The sun returns a little bit! (When it was gone, photography wasn't very successful)

A bit of a comedy shot; you can just see me walk down, suspecting nothing, and then vanishing into the stream… 

The going was fairly easy until I got lower down on the slope again. There are terrain was again a pathless swamp with hidden streams, soft deep snow, boulder fields, and clumpy grass. That was a challenge! I was glad I saw a small creature (a weasel?) to make that part of the walk a bit more rewarding. And that some point I even vanished into the snow. I had fallen through the snow bridge over a small stream! It's not that easy to climb out again if the snow is almost half a metre thick and you are wearing snowshoes. But I did it. And I went on!

I was glad when I hit the path again. I had done enough difficult slogging through deep snow! I took off the snowshoes and walked out of the hills. The sky was already orange.

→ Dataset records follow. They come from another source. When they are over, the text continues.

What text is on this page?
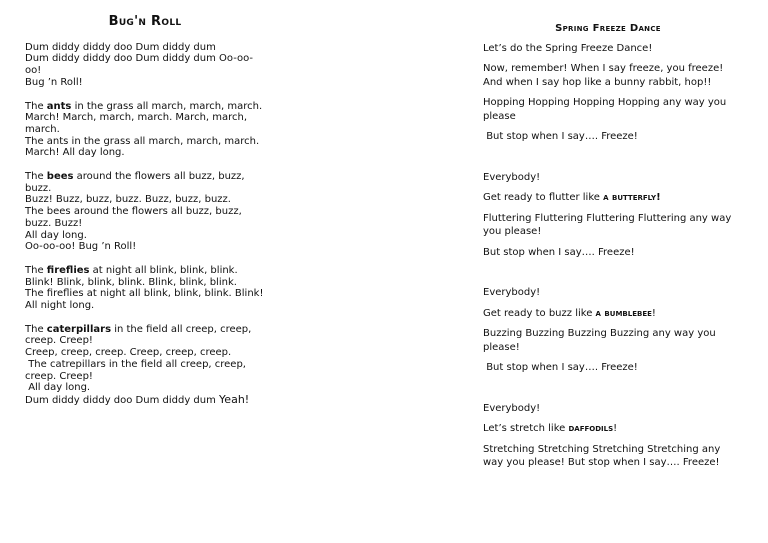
Bug'n Roll
Dum diddy diddy doo Dum diddy dum
Dum diddy diddy doo Dum diddy dum Oo-oo-oo!
Bug ’n Roll!
The ants in the grass all march, march, march.
March! March, march, march. March, march, march.
The ants in the grass all march, march, march.
March! All day long.
The bees around the flowers all buzz, buzz, buzz.
Buzz! Buzz, buzz, buzz. Buzz, buzz, buzz.
The bees around the flowers all buzz, buzz, buzz. Buzz!
All day long.
Oo-oo-oo! Bug ’n Roll!
The fireflies at night all blink, blink, blink.
Blink! Blink, blink, blink. Blink, blink, blink.
The fireflies at night all blink, blink, blink. Blink!
All night long.
The caterpillars in the field all creep, creep, creep. Creep!
Creep, creep, creep. Creep, creep, creep.
The catrepillars in the field all creep, creep, creep. Creep!
All day long.
Dum diddy diddy doo Dum diddy dum Yeah!
Spring Freeze Dance
Let’s do the Spring Freeze Dance!
Now, remember! When I say freeze, you freeze!
And when I say hop like a bunny rabbit, hop!!
Hopping Hopping Hopping Hopping any way you please
But stop when I say…. Freeze!
Everybody!
Get ready to flutter like a butterfly!
Fluttering Fluttering Fluttering Fluttering any way you please!
But stop when I say…. Freeze!
Everybody!
Get ready to buzz like a bumblebee!
Buzzing Buzzing Buzzing Buzzing any way you please!
But stop when I say…. Freeze!
Everybody!
Let’s stretch like daffodils!
Stretching Stretching Stretching Stretching any way you please! But stop when I say…. Freeze!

I had assumed that the roads in the village would have thawed by that hour, but no! It was interesting to walk back to Gerlan. Once I was there, though, the roads were okay. Except, of course, the very last bit: my own street! But I got home and could nestle on the sofa with a hot drink. These three hot flasks I had had with me had, of course, not been sufficient! And I was resigned to the weather warming up the next day. At least my street would be less treacherous! And I had had a good day in the snow. It's amazing you can do that sort of thing from your front door!